The "Plexiglass Effect" In Politics

Many years ago, back when Bill James began publishing his Baseball Abstracts, he wrote in one of them about what he called "the plexiglass effect."  This referred to the case of a play who statistically overachieved in one season, then underachieved the following season and thereby brought his overall statistical performance back to where it had been before either season.  In effect, the player's statistical performance "snapped back" like a piece of plexiglass that had been bent too much in one direction.

I've thought for some time that their is something of a "plexiglass effect" in our nation's politics--or, at least, the application of the Newtonian principle that "for every action, there is an equal and opposite reaction."  The New Deal era gave way to the Eisenhower-Nixon-McCarthy era, which in turn gave way to the liberal explosion in the 1960s, which generated a backlash into Nixon and Reagan ... well, you get the idea.  It is why, when you graph progressive progress (and human progress generally, outside of politics), you end up with a jagged line rather than a straight one.

What's the relevance of all of this today?  Simply this.  The past twenty-five years in our national politics has seen a slow but steady march toward the left--two Democratic Presidents, three additional Democratic justices on the Supreme Court, and a Congress that has see-sawed between the parties but still managed to enact major reforms in health care and financial regulation.  And make no mistake:  it has made the other side mad as hell.  Which is why they have used the short-term advantage we gave them in 2010 by staying home to push us back as hard as they can on every issue--abortion, gun control, climate change, worker's rights, you name it.

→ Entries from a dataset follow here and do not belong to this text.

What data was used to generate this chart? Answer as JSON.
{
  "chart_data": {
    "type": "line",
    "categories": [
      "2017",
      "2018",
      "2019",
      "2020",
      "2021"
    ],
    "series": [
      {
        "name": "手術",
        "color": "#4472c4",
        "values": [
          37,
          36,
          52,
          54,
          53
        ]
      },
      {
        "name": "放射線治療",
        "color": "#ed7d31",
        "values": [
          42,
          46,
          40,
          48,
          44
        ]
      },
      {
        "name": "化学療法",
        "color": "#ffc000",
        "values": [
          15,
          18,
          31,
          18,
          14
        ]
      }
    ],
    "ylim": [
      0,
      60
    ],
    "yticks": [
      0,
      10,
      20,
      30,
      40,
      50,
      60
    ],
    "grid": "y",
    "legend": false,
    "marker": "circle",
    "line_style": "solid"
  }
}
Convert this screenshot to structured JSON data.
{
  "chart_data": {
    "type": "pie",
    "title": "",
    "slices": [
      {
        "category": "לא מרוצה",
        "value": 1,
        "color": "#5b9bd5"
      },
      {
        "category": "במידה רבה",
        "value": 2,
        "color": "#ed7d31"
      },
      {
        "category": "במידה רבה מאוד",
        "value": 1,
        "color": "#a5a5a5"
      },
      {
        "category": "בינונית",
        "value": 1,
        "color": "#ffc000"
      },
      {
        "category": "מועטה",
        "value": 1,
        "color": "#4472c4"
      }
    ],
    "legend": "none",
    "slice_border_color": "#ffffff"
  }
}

But they are doing this in the face two overwhelming Democratic victories in the past three national elections, betting that somehow, the "failure" of Obamacare will solve all of their political problems.  It is the only card they have to play.  And what if it isn't theirs to play in the end?  What if (as I think) Obamacare isn't the massive failure they expect it to be?  What if the so-called "passion gap" isn't closed against them by their own actions in outraging women, minorities, union workers, environmentalists--in short, the real majority in today's politics?

The harder they push in one direction, the harder the backlash will be against them in 2014 and beyond.  If I were a Republican (I should be so unlucky), I'd worry about the great big slap in the face I'm going to get when the political plexiglass snaps back from the other direction--the one toward which the American people are marching.